Astrid skrzywiła się.
- Daj mi spokój dobra!! - krzyknęła.
- Dobrze ale gdybyś jednak chciała pogadać to będę na ciebie czekała w porcie. - powiedziała i odeszła.
Astrid wróciła do domu załamana padła na łóżko i zaczęła płakać. Spojrzała na swoją ręke, był na niej ten pierścionek. Zdjeła go i rzuciła w kąt. Otarła ręką łzy. Trzeba się wziąć w garść. Zaczeła sprzątać izbę. Około 22 wrócił Jono.
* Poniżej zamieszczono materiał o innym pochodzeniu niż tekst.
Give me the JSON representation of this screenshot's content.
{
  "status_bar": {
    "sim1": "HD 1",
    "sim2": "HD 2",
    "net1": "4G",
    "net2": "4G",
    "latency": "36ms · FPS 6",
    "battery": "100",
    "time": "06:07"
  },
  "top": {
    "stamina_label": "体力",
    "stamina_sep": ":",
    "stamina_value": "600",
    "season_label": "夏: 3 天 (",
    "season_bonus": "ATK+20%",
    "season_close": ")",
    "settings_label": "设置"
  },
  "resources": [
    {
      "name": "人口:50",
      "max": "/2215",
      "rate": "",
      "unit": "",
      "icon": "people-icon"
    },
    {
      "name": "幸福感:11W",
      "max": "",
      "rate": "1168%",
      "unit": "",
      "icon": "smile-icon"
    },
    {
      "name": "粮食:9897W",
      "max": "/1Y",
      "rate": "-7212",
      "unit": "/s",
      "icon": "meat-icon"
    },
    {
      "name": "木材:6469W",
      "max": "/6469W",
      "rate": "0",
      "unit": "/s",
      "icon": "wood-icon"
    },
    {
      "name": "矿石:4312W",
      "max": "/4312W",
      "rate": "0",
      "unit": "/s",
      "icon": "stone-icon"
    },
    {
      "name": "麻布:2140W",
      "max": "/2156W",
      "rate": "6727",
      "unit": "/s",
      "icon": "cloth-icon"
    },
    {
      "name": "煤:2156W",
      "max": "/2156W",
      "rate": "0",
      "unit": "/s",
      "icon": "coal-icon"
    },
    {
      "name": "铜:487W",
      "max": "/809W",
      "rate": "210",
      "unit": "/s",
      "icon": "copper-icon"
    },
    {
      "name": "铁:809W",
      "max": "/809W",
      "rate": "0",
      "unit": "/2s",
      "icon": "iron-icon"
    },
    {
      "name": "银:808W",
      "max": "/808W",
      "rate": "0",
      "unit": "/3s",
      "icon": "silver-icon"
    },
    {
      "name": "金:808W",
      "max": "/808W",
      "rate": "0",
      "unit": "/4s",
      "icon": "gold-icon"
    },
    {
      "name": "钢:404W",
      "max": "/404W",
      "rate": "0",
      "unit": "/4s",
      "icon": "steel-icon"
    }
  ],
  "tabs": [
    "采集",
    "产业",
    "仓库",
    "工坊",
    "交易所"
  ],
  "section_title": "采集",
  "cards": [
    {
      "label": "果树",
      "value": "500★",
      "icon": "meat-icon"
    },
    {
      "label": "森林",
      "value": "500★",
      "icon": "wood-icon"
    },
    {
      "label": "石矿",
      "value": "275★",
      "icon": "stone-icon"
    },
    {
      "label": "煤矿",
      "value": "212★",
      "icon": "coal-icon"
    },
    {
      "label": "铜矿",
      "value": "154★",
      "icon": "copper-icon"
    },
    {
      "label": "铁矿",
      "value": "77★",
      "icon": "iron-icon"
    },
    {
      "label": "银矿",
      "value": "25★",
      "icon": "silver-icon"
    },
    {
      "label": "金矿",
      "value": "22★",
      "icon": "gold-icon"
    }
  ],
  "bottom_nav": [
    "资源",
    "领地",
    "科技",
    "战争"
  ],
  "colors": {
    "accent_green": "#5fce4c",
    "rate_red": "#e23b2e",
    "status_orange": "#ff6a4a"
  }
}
- Przepraszam, kochanie że długo mnie nie było ale cóż. Jutro wrócę wcześniej. - powiedział i pocałował ją w policzek. Odsuneła się lekko od niego i kontnółowała mycie podłogi.
- Aaa.. Był bym zapomniał jakaś dziewczyna czeka na ciebie przed drzwiami. - powiedział Jono i usiadł do stołu. Astrid wiedziała kto to Heatchera. Wyszła do niej choć nie chciała.